Meu amor, João, estava ali, relaxado no sofá de veludo, champagne Dom Pérignon borbulhando nas flûtes. Eu precisava de um massage para soltar as tensões – meses de viagens, stress acumulado. Escolhi Sofia, a terapeuta exclusiva do hotel, recomendada pelo concierge. Ela chegou pontual, uns 40 anos, cabelo curto grisalho, corpo atlético em legging de yoga e top justo, seios firmes e rabo empinado. ‘Boa tarde, Inês. Vamos começar?’, disse com sotaque lisboeta suave.

A Chegada ao Éden de Luxo e a Tensão Crescente

Eu me deitei na mesa de massagem aquecida, só com uma tanga fina de gaze e top igual. João ficou por perto, lendo no iPad, mas eu sentia os olhos dele. Sofia untou as mãos com óleo de argan, quente, cheiro de almínda e exotismo. Começou pelas costas, ombros… firmes, profundas. Eu suspirei, os músculos cedendo. O calor da noite entrava pela varanda aberta, úmido, sensual.

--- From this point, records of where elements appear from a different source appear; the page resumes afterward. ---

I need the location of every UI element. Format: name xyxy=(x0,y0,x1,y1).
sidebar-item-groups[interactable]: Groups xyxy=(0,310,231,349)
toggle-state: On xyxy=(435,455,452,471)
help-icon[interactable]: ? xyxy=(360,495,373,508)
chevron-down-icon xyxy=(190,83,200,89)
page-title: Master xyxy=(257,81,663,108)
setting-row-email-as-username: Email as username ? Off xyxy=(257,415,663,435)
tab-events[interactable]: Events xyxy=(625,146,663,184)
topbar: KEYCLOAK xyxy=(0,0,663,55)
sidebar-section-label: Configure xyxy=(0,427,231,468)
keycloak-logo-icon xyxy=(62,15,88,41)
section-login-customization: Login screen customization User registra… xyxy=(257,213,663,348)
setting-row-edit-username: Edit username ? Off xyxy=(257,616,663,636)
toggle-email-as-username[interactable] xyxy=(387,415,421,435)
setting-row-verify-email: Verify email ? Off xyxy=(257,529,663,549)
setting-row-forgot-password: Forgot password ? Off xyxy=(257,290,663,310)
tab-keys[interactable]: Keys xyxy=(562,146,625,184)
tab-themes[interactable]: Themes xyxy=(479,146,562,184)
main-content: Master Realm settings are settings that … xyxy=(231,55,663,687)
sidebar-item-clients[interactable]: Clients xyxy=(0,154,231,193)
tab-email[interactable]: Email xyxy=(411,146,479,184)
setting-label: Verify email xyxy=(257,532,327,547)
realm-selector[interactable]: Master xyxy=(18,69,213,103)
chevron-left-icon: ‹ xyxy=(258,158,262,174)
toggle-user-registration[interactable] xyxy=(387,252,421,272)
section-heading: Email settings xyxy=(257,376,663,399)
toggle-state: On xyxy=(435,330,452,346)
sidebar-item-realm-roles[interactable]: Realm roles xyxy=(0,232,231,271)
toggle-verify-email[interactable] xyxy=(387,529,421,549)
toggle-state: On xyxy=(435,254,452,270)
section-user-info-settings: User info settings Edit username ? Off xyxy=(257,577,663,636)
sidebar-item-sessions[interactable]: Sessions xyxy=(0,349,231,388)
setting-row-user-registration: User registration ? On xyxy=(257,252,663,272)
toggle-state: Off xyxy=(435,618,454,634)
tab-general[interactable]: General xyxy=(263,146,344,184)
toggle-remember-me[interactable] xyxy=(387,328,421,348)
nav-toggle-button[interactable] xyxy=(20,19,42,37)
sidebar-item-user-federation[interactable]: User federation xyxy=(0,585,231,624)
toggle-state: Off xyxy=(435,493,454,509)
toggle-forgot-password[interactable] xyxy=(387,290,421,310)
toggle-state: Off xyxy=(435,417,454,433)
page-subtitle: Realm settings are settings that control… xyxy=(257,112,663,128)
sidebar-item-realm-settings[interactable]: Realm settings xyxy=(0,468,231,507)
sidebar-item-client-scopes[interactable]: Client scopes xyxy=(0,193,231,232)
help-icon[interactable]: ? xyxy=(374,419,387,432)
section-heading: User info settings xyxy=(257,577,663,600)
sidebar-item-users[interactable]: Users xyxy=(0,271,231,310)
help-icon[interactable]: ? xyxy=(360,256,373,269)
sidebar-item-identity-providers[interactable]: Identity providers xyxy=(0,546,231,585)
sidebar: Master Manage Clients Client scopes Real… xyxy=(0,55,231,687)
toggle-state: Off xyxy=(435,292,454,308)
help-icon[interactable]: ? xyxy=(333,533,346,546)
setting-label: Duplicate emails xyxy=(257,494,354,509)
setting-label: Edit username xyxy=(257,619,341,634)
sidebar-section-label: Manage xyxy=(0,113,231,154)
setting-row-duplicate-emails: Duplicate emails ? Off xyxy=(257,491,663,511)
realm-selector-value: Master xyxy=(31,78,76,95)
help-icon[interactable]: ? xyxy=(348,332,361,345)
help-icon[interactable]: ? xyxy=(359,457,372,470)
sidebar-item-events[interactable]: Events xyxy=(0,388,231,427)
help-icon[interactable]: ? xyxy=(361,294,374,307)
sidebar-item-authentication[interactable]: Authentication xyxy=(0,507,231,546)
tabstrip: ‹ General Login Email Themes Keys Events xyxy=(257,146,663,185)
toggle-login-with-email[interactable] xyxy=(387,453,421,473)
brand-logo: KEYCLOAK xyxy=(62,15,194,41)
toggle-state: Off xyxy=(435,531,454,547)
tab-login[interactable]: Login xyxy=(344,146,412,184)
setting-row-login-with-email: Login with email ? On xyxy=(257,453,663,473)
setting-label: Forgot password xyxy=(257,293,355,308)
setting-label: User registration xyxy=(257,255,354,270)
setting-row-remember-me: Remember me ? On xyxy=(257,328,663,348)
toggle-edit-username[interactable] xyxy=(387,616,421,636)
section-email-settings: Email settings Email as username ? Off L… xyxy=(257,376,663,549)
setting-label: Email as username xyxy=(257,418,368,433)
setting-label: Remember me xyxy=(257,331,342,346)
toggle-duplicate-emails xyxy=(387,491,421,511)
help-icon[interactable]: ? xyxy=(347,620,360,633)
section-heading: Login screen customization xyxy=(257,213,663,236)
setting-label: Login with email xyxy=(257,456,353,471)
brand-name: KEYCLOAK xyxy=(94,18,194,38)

Ela desceu pros glúteos. Pressionou forte, abrindo as nádegas. Senti o ar fresco no cuzinho, a tanga escorregando. ‘Relaxe, querida’, murmurou ela, dedos roçando o sulco. Meu corpo reagiu – um formigamento. Olhei pro João, ele mudava de posição, calças apertadas. Sofia insistiu nas coxas internas, unhas curtas arranhando de leve. Eu abri as pernas sem pensar. Os dedos dela dançavam perto da cona, roçando os lábios por cima do tecido. Meu clitóris pulsava.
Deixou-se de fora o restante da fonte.